- USD/CHF recovers from the recent losses amid investors' caution ahead of the interest rate decisions from both countries.
- SNB is anticipated to implement a 25 basis points rate hike.
- Swiss central bank is expected to maintain a restrictive stance to its highest levels since April 2002.
- Investors' caution is likely to be driven by the odds of a Fed attempting an interest rate hike by the end of 2023.
USD/CHF recovers from the previous day’s losses amid investors caution ahead of the interest rate decisions from the US Federal Reserve (Fed) and Swiss National Bank (SNB). The spot price trades around 0.8980 during the early trading hours in the European session on Tuesday.
Switzerland’s Trade Balance data for August showed a surplus of 4,054M, improved from the previous figure of revised 3,132M.

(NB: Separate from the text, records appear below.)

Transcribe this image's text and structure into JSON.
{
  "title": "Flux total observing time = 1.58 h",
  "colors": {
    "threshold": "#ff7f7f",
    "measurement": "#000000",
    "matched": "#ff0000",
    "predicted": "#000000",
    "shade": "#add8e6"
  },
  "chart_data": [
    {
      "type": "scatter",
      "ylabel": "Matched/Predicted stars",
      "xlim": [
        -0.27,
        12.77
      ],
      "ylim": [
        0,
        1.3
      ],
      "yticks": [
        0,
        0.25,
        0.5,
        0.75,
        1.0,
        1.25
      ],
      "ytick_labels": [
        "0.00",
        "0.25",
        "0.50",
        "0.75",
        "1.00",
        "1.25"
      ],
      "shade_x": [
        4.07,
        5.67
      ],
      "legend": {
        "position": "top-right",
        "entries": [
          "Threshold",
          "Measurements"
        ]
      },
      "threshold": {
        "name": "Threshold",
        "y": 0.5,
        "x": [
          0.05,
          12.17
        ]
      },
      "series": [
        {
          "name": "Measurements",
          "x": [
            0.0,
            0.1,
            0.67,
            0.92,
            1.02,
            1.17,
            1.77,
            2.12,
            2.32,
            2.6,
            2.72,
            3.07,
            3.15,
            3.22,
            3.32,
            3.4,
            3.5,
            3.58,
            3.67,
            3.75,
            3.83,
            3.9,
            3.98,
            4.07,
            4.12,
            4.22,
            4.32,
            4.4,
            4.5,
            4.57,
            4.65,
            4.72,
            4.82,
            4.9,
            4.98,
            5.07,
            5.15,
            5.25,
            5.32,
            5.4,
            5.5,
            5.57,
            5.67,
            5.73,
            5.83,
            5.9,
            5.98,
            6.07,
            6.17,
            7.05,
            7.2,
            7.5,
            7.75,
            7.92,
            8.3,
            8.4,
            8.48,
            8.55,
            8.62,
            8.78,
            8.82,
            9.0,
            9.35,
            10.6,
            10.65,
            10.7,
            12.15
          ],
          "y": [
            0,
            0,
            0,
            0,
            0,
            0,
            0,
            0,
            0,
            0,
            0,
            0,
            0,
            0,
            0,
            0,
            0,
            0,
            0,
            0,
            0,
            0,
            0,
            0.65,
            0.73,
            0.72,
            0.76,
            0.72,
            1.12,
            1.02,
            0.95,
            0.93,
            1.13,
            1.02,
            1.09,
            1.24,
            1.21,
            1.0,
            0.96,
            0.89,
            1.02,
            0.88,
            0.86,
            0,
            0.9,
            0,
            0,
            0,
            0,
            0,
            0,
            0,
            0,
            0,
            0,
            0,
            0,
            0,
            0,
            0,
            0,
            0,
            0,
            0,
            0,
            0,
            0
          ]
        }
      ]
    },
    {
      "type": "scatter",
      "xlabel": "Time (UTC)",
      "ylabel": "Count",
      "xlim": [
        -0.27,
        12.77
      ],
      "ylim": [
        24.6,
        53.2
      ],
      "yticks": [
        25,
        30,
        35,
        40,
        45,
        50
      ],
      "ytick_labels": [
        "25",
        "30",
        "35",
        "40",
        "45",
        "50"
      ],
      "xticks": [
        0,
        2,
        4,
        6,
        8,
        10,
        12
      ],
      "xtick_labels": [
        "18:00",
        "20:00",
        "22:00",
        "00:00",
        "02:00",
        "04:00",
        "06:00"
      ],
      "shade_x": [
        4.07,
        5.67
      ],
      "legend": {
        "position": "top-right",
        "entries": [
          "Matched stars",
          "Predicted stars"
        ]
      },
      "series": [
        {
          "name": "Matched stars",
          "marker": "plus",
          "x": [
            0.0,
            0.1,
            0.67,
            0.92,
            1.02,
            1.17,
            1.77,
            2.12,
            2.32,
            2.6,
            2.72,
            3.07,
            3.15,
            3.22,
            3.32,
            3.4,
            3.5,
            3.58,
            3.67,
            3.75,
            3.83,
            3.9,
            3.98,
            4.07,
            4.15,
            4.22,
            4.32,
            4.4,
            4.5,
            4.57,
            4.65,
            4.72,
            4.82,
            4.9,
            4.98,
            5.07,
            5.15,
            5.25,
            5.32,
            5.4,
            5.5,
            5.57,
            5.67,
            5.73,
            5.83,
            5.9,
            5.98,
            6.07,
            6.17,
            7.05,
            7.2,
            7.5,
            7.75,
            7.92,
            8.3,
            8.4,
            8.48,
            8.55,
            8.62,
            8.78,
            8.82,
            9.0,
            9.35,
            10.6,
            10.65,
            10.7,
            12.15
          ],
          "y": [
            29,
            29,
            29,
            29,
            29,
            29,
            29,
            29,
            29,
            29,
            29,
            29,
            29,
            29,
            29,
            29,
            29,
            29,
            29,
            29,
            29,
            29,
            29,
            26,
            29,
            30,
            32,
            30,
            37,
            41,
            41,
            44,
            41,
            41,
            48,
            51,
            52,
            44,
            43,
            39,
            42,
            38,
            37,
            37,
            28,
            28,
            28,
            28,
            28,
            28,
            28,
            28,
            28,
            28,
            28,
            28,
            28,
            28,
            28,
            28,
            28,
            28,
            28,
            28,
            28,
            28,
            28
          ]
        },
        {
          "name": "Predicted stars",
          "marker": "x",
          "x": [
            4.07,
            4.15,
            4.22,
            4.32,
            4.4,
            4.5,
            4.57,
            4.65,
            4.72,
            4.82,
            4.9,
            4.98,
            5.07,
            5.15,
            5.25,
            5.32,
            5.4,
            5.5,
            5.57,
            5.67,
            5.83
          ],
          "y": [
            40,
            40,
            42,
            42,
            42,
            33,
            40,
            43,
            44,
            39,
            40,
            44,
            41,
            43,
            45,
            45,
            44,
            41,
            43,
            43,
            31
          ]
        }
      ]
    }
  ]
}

Additionally, the Swiss National Bank (SNB) is expected to raise interest rates by 25 basis points (bps) from 1.75% to 2% on Thursday. The Swiss central bank is expected to maintain a restrictive stance to its highest levels since April 2002 to ensure price stability, especially as the nation's inflation remains below the 2% target with a 1.6% year-over-year increase.
Furthermore, US Secretary of State Antony Blinken met with Chinese Vice President Han Zheng on the sidelines of the United Nations General Assembly on Monday. The US State Department described the discussion as "candid and constructive."
Traders will closely monitor developments in the US-China relationship. However, renewed trade tensions between the US and China could potentially benefit the traditional safe-haven Swiss Franc (CHF) and create headwinds for USD/CHF.
On the other side, the US Federal Reserve (Fed) is widely expected to maintain its current interest rates in the September policy meeting, which is putting pressure on the Greenback.
However, there's a sense of caution among investors, which is likely to be driven by the possibility of a 25 basis points interest rate hike by the end of 2023. This caution could lend support to the US Dollar USD).
Traders are considering the possibility that the Fed may keep interest rates elevated for an extended period due to the robust economic data and persistent inflation. Market participants will closely analyze the central bank's statements for any hints or insights into the potential future path of interest rates.
US Dollar Index (DXY) is attempting to break its two-day losing streak, trading higher around 105.20 below the six-month high reached last week. Meanwhile, US Treasury yields are rebounding from the losses seen in the previous session, with the yield on the US 10-year bond at 4.32% at the time of writing. Improved yields may provide support for the Greenback.
Investors will likely keep an eye on upcoming macroeconomic data from the US, including Building Permits and Housing Starts for August, which are scheduled for release later in the North American session. These datasets could potentially impact US economic activity and influence market sentiment.